Report highlights jobless workers' stories of frustration, despair and economic uncertainty
From the Cleveland Plain Dealer:Report highlights jobless workers' stories of frustration, despair and economic uncertainty
Friday, December 02, 2011, 6:30 PM Updated: Friday, December 02, 2011, 6:53 PM
By Olivera Perkins, The Plain Dealer
Long-term unemployment is like quicksand, a report released Friday concludes, focusing on the stories of jobless and underemployed Americans.
The jobless try to climb out of their predicament, but often meet age and other discrimination. Those who find work often make substantially less than they used to. They are not only financially distressed but desperate, as middle age adults exhaust savings and retirement or are forced to move in with their parents.
The report, "Hardly Working," was released by USAction, a federation of 23 liberal state-based groups. It provided a sober counterbalance to the Labor Department's upbeat jobless report, which showed the lowest unemployment nationally in more than 21/2 years, of 8.6 percent in November.
"Hardly Working" included no statistics. It was based on the stories of 89 members of the organization's online group. The stories were culled from nearly 1,200 stories of unemployed and under-employed Americans.
"What are we to make of these stories?" William McNary, USAction's president, said at a news conference. "Everyone in America should have equal opportunity to seek and find a good job regardless of their pre-existing condition.
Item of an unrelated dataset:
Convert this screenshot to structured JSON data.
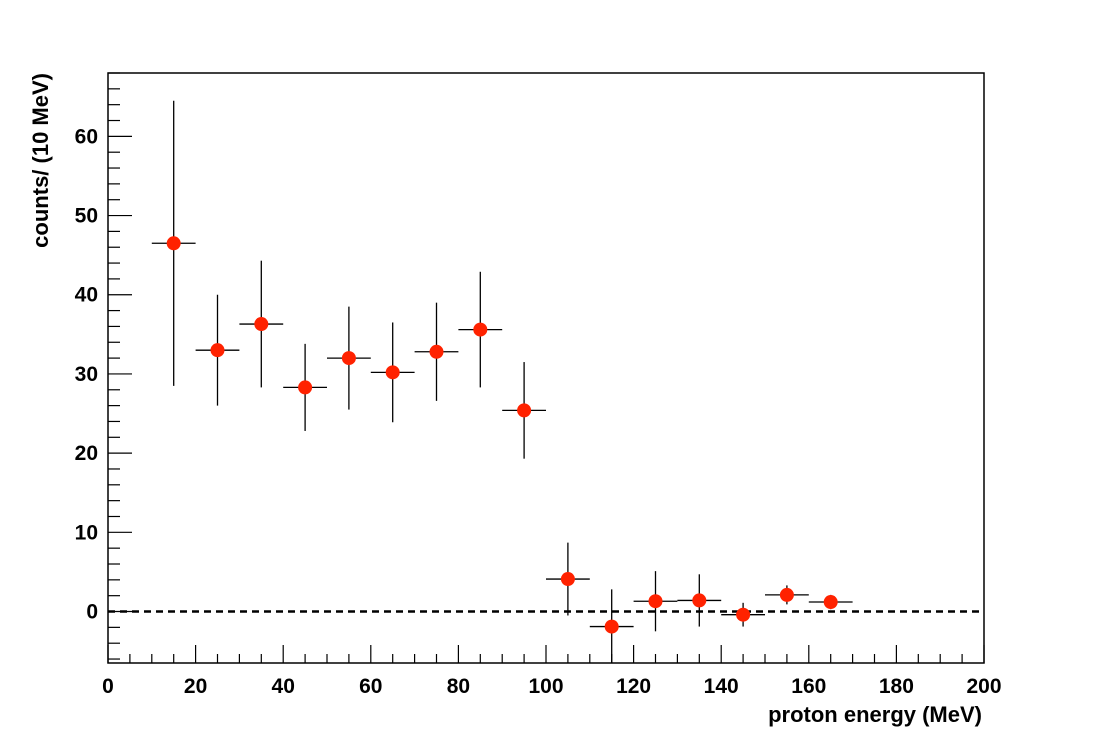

" 'If you are black, you need not apply.' That is wrong. 'If you are Latino, you need not apply.' That is wrong. 'If you are a woman,' you need not apply. That is wrong. 'If you are a senior,' you need not apply. That is wrong. 'If currently you are unemployed, you need not apply.' That is just as wrong."
An unrelated report by the John J. Heldrich Center for Workforce Development at Rutgers University, also released Friday, confirmed that joblessness and underemployment are taking a toll on Americans.
The ongoing Heldrich national study also represents a sampling of more than 1,200 unemployed people. The study was between August 2007 and 2009. Only 7 percent said that they had "made it back" to their standard of living before losing a job. Twenty-three percent said they were "climbing back." Thirty-three percent said their station in life had been "downsized"; 21 percent were "devastated"; and 15 percent were "totally wrecked."
Despite falling unemployment overall, other statistics confirm the USAction report, said George Zeller, an economic research analyst in Cleveland.
For example, the unemployment rate for black people increased from 15.1 percent to 15.5, Zeller said.
Andrew Brouse of Cleveland sent his story to USAction. He lost his job in tech support 14 months ago, after PNC Bank took over National City Bank. He believes outsourcing has kept him from landing an IT job.
"I've seen jobs for Saudi Arabia and India," he said. "There have been a few in China and some in Brazil."
Brouse said he is not ready to move abroad, though the report includes stories of people who have.
Veronica Kalich, a Baldwin-Wallace economics professor, said moving jobs away from the United States is short-sighted.
"What is important for companies to realize as they plan to offshore or outsource their operations is that workers are also consumers," she said. "As job opportunities diminish here, so will consumer expenditures -- which ultimately hurts everybody."
Zeller and Walter Simmons, who chairs the economics and finance department at John Carroll University, said the report should have included specifics about job creation. The report included support for President Barack Obama's jobs bill and the extension of unemployment benefits, which are scheduled to expire at the end of the year.
"There are some short-term fixes and policy reforms that may help curb the devastating impact of job loss," Simmons wrote in an email.
Some argue, Simmons said, that a reduction in real wages may be needed in some sectors where workers may have priced themselves out of jobs. Other short-term solutions include early retirement, work-sharing and regulating immigration, which could lessen competition for jobs.
"But, they are all debatable," he said.